Mon avis risque de paraitre inutile aux lecteurs, car je suis profondément pessimiste . Du moins en ce qui concerne l'état de santé morale de notre société.
Ceux qui, parmi les soignants, sont en «burn-out» sont considérés comme malades. Donc, a priori peu crédibles dans leurs analyses. Ils ont pour eux néanmoins la lucidité douloureuse qui leur est propre, celle d'ouvrir théoriquement de nouveaux chemins. Chemins rares et difficiles. Donc plus personne ne les écoute. Ceux qui vont bien se sentent bien dans leur système de santé, que celui-ci ait encore ou non conscience de son histoire.
Ceux qui, parmi les patients, sont les plus fragiles - malades psychiatriques, toxicomanes, sans domicile fixe, sans papiers, personnes seules - sont définitivement exclus de tout avis.
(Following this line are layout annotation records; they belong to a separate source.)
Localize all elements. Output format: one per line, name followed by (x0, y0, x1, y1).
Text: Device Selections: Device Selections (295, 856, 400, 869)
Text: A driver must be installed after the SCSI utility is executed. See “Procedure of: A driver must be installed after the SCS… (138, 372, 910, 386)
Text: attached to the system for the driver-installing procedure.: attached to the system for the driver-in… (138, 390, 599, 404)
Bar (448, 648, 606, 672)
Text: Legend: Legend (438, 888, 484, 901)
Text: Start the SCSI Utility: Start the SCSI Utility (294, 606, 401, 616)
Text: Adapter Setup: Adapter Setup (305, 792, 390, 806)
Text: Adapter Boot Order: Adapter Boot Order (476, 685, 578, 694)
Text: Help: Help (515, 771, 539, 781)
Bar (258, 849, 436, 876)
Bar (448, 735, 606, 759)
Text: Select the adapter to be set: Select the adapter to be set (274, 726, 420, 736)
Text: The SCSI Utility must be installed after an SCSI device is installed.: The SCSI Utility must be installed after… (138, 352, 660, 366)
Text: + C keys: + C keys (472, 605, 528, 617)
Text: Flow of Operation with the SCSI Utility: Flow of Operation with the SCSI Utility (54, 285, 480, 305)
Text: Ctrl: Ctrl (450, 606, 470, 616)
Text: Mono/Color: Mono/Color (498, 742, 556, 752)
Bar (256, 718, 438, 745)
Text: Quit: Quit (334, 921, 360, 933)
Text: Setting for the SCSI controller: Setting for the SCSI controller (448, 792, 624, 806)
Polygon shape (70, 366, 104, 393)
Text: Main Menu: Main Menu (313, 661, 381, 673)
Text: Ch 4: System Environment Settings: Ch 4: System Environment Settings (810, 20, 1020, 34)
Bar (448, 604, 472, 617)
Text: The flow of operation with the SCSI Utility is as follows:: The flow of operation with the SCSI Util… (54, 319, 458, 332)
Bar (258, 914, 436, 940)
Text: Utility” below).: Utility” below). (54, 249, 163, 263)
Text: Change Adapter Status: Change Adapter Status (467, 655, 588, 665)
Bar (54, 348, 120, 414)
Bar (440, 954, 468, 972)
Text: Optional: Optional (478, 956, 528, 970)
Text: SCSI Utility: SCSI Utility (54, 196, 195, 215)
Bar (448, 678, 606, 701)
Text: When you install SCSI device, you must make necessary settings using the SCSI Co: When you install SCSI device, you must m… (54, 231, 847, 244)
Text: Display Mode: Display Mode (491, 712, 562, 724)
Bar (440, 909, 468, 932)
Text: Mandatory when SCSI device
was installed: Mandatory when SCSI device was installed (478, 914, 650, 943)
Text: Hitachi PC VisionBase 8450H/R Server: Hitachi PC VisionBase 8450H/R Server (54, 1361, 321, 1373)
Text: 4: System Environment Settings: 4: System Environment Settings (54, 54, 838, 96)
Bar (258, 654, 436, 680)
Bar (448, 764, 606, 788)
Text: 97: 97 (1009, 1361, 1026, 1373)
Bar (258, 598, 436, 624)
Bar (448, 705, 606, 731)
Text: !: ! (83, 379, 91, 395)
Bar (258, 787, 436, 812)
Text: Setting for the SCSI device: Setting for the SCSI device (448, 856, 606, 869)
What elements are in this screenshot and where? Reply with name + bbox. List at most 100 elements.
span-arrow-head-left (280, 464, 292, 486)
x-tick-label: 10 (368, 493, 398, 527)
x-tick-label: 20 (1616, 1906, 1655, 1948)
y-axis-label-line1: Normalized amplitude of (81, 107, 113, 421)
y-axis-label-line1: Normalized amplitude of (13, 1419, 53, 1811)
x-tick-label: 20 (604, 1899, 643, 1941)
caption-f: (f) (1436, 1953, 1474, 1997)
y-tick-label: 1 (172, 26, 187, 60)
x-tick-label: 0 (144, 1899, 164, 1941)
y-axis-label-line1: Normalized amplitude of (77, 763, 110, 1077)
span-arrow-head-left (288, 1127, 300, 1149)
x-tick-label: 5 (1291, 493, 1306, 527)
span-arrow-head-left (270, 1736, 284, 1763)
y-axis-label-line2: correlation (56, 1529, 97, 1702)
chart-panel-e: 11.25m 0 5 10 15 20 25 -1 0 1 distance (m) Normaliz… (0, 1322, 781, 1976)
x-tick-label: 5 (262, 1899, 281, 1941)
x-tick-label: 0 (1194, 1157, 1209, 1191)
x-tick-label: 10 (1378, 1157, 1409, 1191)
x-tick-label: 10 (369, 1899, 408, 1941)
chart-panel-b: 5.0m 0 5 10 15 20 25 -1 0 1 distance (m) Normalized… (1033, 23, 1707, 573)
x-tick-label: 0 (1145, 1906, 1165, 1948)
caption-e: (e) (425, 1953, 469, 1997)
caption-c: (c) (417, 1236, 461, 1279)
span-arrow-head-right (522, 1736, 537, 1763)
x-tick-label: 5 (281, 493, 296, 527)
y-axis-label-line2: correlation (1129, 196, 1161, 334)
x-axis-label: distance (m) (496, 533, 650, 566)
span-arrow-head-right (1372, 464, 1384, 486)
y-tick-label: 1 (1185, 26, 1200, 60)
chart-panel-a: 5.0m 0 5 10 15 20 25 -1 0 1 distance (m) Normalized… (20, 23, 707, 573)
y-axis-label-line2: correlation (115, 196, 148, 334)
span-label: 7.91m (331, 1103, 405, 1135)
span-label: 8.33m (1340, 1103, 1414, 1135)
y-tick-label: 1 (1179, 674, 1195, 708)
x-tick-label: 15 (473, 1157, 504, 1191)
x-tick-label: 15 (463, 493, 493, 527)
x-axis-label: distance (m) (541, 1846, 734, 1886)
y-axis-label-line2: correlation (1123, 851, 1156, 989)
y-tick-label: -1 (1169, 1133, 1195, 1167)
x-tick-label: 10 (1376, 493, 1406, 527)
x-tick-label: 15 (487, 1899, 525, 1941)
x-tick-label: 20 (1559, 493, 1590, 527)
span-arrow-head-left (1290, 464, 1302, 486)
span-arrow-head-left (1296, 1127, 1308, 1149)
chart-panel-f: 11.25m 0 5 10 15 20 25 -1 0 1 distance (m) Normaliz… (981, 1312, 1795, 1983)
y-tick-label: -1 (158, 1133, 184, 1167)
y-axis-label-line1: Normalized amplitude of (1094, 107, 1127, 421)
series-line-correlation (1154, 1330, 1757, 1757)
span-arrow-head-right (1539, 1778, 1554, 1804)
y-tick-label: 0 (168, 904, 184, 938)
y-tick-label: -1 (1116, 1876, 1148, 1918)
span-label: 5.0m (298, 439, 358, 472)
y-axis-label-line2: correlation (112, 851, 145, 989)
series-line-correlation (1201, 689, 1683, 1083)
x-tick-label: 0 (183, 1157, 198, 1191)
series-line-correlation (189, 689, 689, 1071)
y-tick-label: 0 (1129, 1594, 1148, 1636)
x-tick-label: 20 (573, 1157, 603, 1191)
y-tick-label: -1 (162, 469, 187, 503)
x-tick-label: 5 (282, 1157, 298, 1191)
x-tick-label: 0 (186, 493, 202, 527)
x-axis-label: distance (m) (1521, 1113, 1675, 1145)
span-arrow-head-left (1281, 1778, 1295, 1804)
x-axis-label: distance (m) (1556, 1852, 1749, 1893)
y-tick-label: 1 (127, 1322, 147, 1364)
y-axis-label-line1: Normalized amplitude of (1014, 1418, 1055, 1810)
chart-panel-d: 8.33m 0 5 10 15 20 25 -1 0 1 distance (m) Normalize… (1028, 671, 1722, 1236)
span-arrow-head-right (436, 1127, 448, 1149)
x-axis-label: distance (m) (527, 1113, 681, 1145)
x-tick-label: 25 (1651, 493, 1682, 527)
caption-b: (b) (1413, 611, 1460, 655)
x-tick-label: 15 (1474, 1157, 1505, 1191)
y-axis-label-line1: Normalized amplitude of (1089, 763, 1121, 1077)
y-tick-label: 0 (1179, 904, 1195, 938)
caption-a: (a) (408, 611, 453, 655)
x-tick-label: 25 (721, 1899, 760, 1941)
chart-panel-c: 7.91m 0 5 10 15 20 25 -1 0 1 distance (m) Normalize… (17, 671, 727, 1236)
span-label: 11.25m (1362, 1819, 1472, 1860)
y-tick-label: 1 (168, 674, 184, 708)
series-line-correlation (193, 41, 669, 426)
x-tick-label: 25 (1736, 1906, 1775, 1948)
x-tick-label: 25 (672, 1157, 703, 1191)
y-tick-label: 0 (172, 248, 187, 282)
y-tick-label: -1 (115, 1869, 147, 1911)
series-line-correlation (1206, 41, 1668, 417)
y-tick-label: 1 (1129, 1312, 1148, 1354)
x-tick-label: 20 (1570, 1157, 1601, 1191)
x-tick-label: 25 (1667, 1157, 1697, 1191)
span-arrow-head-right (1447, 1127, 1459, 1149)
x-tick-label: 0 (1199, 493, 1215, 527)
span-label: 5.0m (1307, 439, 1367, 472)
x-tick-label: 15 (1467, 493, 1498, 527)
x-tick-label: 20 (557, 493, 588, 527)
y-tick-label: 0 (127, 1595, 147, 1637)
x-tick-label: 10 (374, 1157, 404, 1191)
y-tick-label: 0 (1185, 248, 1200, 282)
Tout le monde se moque d'eux. Ils auraient beaucoup à dire, peu à demander, le simple respect de tenir compte de leur existence. Mais cela fait longtemps que le système-qualité (de droite et de gauche pour parler politique, mais, après tout, les politiques ne font que suivre ce que le «peuple» a déjà entériné et non l'inverse) a broyé ces derniers, sur l'autel du consumérisme.
Le livre de Claudine Brelet, Les médecines du monde évoqué dans la LEM 760, que j'avais lu il y a quelques années, ou plutôt parcouru en diagonale tellement il est foisonnant, fait partie de cette culture qu'un médecin ou un patient peut avoir.
On le lit cependant avec une distance certaine. Comme un employé administratif peut lire l'histoire de la dernière guerre, ou comme la caissière de magasin peut lire un dossier sur l'histoire de la météorologie. De la culture pure. C'est déjà ça. La culture ouvre l'esprit, améliore la tolérance, stimule le respect de ce qui est autre. La culture rassemble, noue des liens, entretient la tolérance et permet de relativiser ses façons personnelles de comprendre les choses.
Mais si on parle de la médecine française actuelle, seul l'Os court de Pierre Dac (1) me semble valoir d'être pris au sérieux. Ce qui s'est passé se passera à nouveau. Seule la mort annoncée de notre médecine peut encore donner l'espoir d'en créer une nouvelle: celle-là enfin respecteuse de chaque individu, soignant ou malade.
Trop tard me semble-t-il, je ne la verrai jamais. Comme je le disais il y a quelques années à ceux qui veulent bien m'entendre, j'ai cessé de me battre contre le rouleau compresseur de la pensée unique. Je me bats encore au quotidien pour «faire valoir» (au sens de rester la tête hors de l'eau) ma petite personne et soigner au mieux.
Ca fait bien longtemps que les intellectuels se foutent éperdument de ce que peut ressentir et penser un soignant de première ligne. ils n'auront jamais affaire avec un généraliste, une infirmière, une aide-soignante, ces humains qui créent chaque jour la médecine d'aujourd'hui, les rituels quotidiens, ou reproduisent peut-être les rituels ancestraux, tam-tam ou pas . Sauf peut-être quand ceux qui se sentent supérieurs aux praticiens de base seront au soir de leur vie.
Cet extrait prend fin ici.